Тут надо пояснить. Как-то раз иностранец совсем уж обнаглел и, выпучив на фельдъегеря свои рачьи глаза, молвил так:
— Господин Щекотихин, вы подчистую выгребли мои карманы, не позволяете не только мне самому бриться, но даже мои дорожные ножницы изволили отобрать.

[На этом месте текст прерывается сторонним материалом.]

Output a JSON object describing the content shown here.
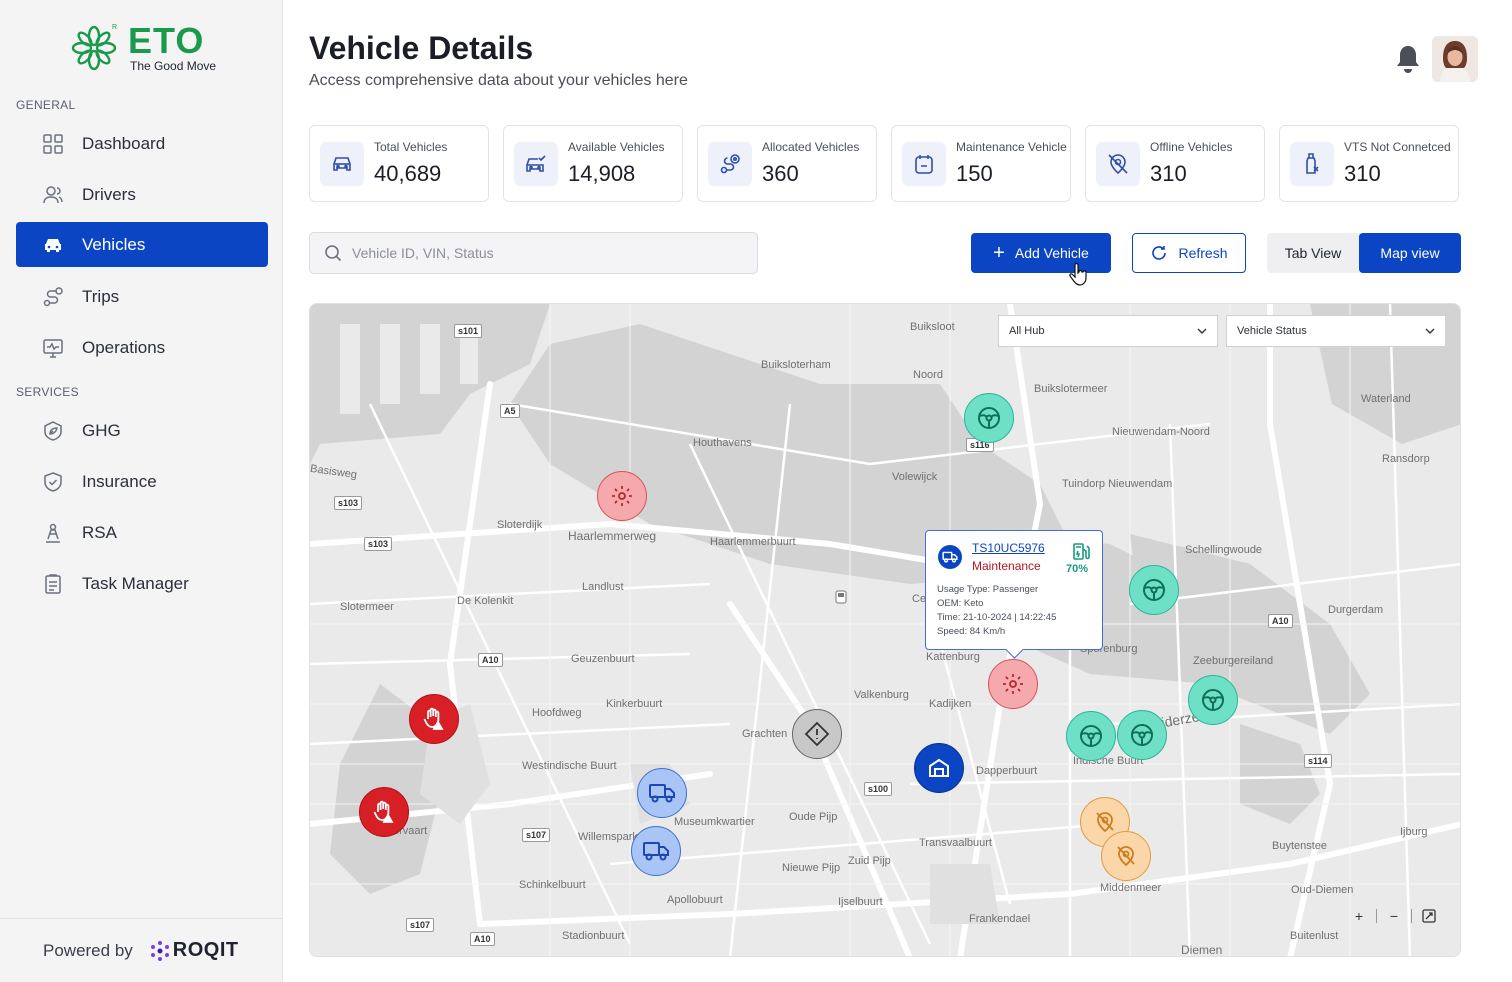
{
  "brand": {
    "name": "ETO",
    "tagline": "The Good Move",
    "reg": "R",
    "colors": {
      "green": "#1a9a4a",
      "primary": "#0b45c4"
    }
  },
  "sidebar": {
    "general_label": "GENERAL",
    "services_label": "SERVICES",
    "general_items": [
      {
        "label": "Dashboard",
        "icon": "dashboard-icon"
      },
      {
        "label": "Drivers",
        "icon": "drivers-icon"
      },
      {
        "label": "Vehicles",
        "icon": "car-icon",
        "active": true
      },
      {
        "label": "Trips",
        "icon": "route-icon"
      },
      {
        "label": "Operations",
        "icon": "monitor-icon"
      }
    ],
    "service_items": [
      {
        "label": "GHG",
        "icon": "leaf-icon"
      },
      {
        "label": "Insurance",
        "icon": "shield-icon"
      },
      {
        "label": "RSA",
        "icon": "rsa-icon"
      },
      {
        "label": "Task Manager",
        "icon": "clipboard-icon"
      }
    ],
    "powered_by": "Powered by",
    "partner": "ROQIT"
  },
  "header": {
    "title": "Vehicle Details",
    "subtitle": "Access comprehensive data about your vehicles here"
  },
  "stats": [
    {
      "label": "Total Vehicles",
      "value": "40,689",
      "icon": "car-icon"
    },
    {
      "label": "Available Vehicles",
      "value": "14,908",
      "icon": "car-check-icon"
    },
    {
      "label": "Allocated Vehicles",
      "value": "360",
      "icon": "route-icon"
    },
    {
      "label": "Maintenance Vehicle",
      "value": "150",
      "icon": "calendar-icon"
    },
    {
      "label": "Offline Vehicles",
      "value": "310",
      "icon": "offline-location-icon"
    },
    {
      "label": "VTS Not Connetced",
      "value": "310",
      "icon": "vts-disconnected-icon"
    }
  ],
  "toolbar": {
    "search_placeholder": "Vehicle ID, VIN, Status",
    "add_label": "Add Vehicle",
    "refresh_label": "Refresh",
    "tab_view": "Tab View",
    "map_view": "Map view"
  },
  "map": {
    "hub_select": "All Hub",
    "status_select": "Vehicle Status",
    "labels": [
      "Buiksloot",
      "Buiksloterham",
      "Noord",
      "Buikslotermeer",
      "Waterland",
      "Nieuwendam-Noord",
      "Ransdorp",
      "Houthavens",
      "Volewijck",
      "Tuindorp Nieuwendam",
      "Basisweg",
      "Sloterdijk",
      "Haarlemmerweg",
      "Haarlemmerbuurt",
      "Schellingwoude",
      "Landlust",
      "Slotermeer",
      "De Kolenkit",
      "Durgerdam",
      "Geuzenbuurt",
      "Kattenburg",
      "Sporenburg",
      "Zeeburgereiland",
      "Kinkerbuurt",
      "Hoofdweg",
      "Grachten",
      "Valkenburg",
      "Kadijken",
      "Zuiderzee",
      "Westindische Buurt",
      "Dapperbuurt",
      "Indische Buurt",
      "Museumkwartier",
      "Oude Pijp",
      "Willemspark",
      "Nieuwe Pijp",
      "Zuid Pijp",
      "Transvaalbuurt",
      "Buytenstee",
      "Ijburg",
      "Schinkelbuurt",
      "Apollobuurt",
      "Ijselbuurt",
      "Middenmeer",
      "Oud-Diemen",
      "Stadionbuurt",
      "Frankendael",
      "Diemen",
      "Buitenlust",
      "Slotervaart",
      "Ce"
    ],
    "road_tags": [
      "s101",
      "A5",
      "s103",
      "s103",
      "A10",
      "s116",
      "A10",
      "s114",
      "s100",
      "s107",
      "s107",
      "A10"
    ],
    "popup": {
      "vehicle_id": "TS10UC5976",
      "status": "Maintenance",
      "fuel": "70%",
      "usage": "Usage Type: Passenger",
      "oem": "OEM: Keto",
      "time": "Time: 21-10-2024 | 14:22:45",
      "speed": "Speed: 84 Km/h"
    },
    "zoom": {
      "in": "+",
      "out": "−"
    }
  }
}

— Господь с вами, я же забочусь о вашем здоровье.
— Но я не привык бриться у цирюльника! И не хочу у него бриться! — в отчаянии закричал Коцебу.
— Пустое, — сразу охладил его фельдъегерь. — Привыкайте. Вот приедем в Казань, вас побреют. Только и делов-то!
— Неужели вы и впрямь полагаете, что я смогу покуситься на свою жизнь?
Щекотихин скривил в улыбке свою рожу сатира и неопределенно хмыкнул.
— А между прочим, господин Щекотихин, ваши предосторожности ровно ничего не значат.
— Как это так? — фельдъегерь аж подпрыгнул на своем кожаном сиденье.
— Чтобы прекратить жизнь, мне вовсе не обязательно иметь бритву, — тихо, с каким-то тайным злорадством проговорил Коцебу.
Щекотихин, казалось, даже растерялся и долго молча сопел, несколько раз украдкой бросая беспокойные взгляды на своего арестанта. Вдруг почему-то ему стала мешать сабля, и он перекладывал ее с места на место и все никак не мог уложить.
— Вам не приходилось читать Рейналя? — спросил Коцебу.
— Не имел чести! — сухо ответил фельдъегерь.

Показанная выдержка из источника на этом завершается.